Here are the wOBA—xwOBA differentials by venue and year for each batted ball type (in separate consecutive tables). Note that I haven’t actually calculated anything here beyond presenting what can be readily pulled from Baseball Savant. That’s a project for another day. Even in their crudest, most basic form — not yet indexed against the league average — these incredibly high-level numbers still show how different parks play up or play down specific batted ball types with some modicum of consistency. (Reminder: positive values mean actual outcomes exceed expected outcomes; negative, vice versa. Also, click column headers to sort, for ease of analysis/digestion.)
Ultimately, park factors based on wOBA—wOBA should give us a better idea of how hitters and pitchers are actually affected when moving to a new home park this offseason. Nelson Cruz gets a modest upgrade. Carlos Santana is a huge downgrade, but on the basis of line drives, not fly balls. Charlie Morton also gets a fantastic upgrade in Tampa Bay (er, St. Petersburg, technically). These two conform to our existing expectations of the ballparks in question. Conversely, Anibal Sanchez‘s new home in Washington is decidedly worse than his previous home in Atlanta, as is Matt Shoemaker’s new home in Toronto, even though ESPN pegs both moves as nearly neutral per 2018 park factors.

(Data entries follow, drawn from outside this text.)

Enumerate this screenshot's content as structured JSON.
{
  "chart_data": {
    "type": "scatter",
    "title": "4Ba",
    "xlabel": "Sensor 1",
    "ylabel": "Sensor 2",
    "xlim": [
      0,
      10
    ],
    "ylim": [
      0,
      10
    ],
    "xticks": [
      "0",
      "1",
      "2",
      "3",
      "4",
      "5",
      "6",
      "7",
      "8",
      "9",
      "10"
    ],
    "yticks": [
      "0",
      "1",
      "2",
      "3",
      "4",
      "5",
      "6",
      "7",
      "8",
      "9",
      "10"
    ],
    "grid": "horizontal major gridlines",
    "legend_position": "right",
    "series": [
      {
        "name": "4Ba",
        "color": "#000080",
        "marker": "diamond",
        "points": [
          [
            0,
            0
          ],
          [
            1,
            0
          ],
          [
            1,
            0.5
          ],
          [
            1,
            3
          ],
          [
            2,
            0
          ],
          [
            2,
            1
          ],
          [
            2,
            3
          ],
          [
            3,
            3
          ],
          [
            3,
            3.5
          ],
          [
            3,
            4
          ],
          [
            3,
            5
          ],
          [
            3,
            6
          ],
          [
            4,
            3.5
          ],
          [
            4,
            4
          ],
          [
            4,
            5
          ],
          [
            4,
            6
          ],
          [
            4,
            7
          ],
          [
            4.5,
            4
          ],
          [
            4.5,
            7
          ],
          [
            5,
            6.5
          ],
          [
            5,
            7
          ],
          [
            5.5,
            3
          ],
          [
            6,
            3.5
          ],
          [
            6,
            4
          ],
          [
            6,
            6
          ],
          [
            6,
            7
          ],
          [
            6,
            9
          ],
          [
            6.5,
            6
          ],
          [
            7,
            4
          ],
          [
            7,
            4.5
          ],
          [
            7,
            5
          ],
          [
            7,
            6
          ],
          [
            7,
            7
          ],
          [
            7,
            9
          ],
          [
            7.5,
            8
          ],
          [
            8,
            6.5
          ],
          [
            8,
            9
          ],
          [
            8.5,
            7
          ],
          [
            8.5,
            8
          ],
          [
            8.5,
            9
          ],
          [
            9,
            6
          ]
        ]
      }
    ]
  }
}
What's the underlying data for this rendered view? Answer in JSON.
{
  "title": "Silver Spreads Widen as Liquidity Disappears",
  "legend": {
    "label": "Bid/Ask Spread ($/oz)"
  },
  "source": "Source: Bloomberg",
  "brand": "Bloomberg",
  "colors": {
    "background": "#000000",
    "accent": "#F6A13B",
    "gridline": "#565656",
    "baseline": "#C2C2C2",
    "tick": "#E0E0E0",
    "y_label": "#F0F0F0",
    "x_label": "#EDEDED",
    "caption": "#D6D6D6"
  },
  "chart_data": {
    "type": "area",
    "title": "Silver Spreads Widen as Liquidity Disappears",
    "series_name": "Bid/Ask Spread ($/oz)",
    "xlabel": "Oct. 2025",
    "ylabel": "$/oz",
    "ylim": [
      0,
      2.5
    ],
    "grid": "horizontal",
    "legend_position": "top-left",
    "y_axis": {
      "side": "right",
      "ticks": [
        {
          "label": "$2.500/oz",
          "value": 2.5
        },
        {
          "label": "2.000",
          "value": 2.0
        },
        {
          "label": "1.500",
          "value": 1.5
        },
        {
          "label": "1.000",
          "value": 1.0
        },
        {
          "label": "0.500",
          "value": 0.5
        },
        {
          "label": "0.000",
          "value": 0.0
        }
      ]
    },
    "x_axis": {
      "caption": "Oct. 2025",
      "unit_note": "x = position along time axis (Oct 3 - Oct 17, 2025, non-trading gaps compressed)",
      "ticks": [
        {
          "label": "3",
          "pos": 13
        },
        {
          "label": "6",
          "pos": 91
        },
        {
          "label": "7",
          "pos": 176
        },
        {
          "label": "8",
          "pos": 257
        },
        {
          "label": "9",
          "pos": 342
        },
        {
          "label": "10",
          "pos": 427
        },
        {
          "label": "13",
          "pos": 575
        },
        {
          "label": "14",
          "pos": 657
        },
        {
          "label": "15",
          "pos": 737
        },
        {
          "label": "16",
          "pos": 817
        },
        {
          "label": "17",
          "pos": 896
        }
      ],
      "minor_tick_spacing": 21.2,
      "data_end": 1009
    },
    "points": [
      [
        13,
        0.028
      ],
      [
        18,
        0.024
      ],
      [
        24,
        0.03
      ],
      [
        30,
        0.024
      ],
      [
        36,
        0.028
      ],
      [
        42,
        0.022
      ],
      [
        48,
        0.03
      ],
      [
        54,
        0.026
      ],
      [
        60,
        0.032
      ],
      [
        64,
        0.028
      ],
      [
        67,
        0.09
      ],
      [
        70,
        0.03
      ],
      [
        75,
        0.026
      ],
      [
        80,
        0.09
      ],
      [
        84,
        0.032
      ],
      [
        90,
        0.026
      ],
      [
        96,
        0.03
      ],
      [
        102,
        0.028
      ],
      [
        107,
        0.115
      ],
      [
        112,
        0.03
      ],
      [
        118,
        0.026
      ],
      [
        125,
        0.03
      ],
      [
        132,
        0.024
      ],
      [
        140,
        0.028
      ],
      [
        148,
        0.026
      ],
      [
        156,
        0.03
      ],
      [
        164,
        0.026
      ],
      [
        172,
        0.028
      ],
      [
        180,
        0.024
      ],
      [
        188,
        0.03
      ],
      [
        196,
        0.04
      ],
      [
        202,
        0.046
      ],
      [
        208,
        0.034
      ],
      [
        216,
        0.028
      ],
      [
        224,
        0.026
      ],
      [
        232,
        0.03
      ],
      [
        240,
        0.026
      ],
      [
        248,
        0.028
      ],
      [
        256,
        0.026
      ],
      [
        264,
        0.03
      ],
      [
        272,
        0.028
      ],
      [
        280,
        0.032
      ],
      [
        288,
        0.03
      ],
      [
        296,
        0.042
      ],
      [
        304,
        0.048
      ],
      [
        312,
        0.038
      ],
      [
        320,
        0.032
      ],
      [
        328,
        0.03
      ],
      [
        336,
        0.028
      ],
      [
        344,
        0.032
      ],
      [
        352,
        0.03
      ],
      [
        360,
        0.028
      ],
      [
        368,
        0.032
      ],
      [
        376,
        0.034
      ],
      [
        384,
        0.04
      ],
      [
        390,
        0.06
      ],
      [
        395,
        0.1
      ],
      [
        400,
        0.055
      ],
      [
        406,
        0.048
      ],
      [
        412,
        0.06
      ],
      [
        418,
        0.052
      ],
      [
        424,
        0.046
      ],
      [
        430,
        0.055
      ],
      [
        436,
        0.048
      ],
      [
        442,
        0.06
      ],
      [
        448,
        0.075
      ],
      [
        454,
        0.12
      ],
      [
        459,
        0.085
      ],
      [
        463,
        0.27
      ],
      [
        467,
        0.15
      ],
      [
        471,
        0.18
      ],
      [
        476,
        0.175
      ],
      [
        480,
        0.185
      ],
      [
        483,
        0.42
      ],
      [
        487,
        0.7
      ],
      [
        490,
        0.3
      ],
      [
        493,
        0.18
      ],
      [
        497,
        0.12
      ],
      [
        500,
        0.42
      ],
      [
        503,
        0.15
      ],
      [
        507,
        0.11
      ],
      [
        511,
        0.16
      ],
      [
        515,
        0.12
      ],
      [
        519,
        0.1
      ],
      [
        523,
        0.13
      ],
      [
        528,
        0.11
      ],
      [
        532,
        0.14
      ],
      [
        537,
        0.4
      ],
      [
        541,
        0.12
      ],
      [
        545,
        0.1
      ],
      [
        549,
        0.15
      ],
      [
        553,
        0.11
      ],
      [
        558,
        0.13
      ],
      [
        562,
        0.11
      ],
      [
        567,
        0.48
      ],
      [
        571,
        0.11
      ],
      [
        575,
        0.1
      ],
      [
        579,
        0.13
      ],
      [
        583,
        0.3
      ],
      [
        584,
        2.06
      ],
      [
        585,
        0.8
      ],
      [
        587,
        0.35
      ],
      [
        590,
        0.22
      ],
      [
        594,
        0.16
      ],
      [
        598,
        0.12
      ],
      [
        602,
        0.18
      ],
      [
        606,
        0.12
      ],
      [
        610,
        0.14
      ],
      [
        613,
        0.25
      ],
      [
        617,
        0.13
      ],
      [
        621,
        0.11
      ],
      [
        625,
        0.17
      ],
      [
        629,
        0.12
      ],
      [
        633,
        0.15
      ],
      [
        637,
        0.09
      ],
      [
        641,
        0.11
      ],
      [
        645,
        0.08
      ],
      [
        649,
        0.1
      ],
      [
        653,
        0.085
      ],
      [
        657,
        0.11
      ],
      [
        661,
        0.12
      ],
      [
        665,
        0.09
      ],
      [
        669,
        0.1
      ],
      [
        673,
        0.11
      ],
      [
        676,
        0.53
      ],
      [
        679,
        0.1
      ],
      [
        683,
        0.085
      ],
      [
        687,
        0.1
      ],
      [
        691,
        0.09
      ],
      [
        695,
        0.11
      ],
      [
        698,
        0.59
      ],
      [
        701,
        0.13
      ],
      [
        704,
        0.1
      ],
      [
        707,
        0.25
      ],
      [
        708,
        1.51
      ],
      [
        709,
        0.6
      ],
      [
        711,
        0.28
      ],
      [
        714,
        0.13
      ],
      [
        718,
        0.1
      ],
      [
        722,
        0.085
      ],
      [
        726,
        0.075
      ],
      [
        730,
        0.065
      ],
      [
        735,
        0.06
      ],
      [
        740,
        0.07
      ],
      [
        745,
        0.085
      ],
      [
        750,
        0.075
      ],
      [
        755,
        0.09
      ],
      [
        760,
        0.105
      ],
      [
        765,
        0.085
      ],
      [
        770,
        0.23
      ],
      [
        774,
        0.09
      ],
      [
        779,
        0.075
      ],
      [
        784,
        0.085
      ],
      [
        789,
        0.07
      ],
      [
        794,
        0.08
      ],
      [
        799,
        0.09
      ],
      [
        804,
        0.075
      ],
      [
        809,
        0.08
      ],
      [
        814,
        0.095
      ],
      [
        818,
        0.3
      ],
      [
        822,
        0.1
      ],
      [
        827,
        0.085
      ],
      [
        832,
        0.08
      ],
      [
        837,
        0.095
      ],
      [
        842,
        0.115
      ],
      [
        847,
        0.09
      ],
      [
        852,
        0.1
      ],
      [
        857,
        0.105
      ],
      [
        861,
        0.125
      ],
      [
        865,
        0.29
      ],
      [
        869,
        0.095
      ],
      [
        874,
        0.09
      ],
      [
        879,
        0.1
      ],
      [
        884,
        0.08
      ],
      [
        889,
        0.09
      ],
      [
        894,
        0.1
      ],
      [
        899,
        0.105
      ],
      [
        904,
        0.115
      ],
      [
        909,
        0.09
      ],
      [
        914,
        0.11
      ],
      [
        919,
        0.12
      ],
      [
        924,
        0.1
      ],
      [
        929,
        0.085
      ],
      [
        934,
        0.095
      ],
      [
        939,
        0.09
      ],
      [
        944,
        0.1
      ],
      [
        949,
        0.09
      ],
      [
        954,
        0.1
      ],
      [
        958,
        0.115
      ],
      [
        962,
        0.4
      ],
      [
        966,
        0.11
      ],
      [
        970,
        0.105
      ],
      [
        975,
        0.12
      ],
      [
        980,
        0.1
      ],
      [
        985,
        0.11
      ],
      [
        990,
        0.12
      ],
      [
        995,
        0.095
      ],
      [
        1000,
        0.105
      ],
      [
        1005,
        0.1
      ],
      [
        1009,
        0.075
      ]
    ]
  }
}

On Measuring Defensive Value, Briefly
Ground ball efficacy by ballpark is all over the place. There are two, and probably only two, factors at play here: lateral launch angle variance (i.e., pull vs. center vs. oppo), which I imagine is mostly luck-based; and infielder defensive skill, which is skill-based (but, in terms of difficulty of opportunities, subject to the variance of the aforementioned lateral launch angle).
In 2018, the Athletics posted the best single-season wOBA-xwOBA on ground balls (-0.036) since the start of 2015. Meanwhile, the Yankees generated their worst ground ball wOBA-xwOBA (+0.019) in the same four-year span. Matt Chapman and Miguel Andujar were, almost universally, considered the best and worst defensive third basemen, respectively.
In sum, I think there’s validity to using wOBA-xwOBA to measure defensive aptitude among infielders, but I don’t have granular-enough data or analysis to make any quantitatively-defensible assertions yet.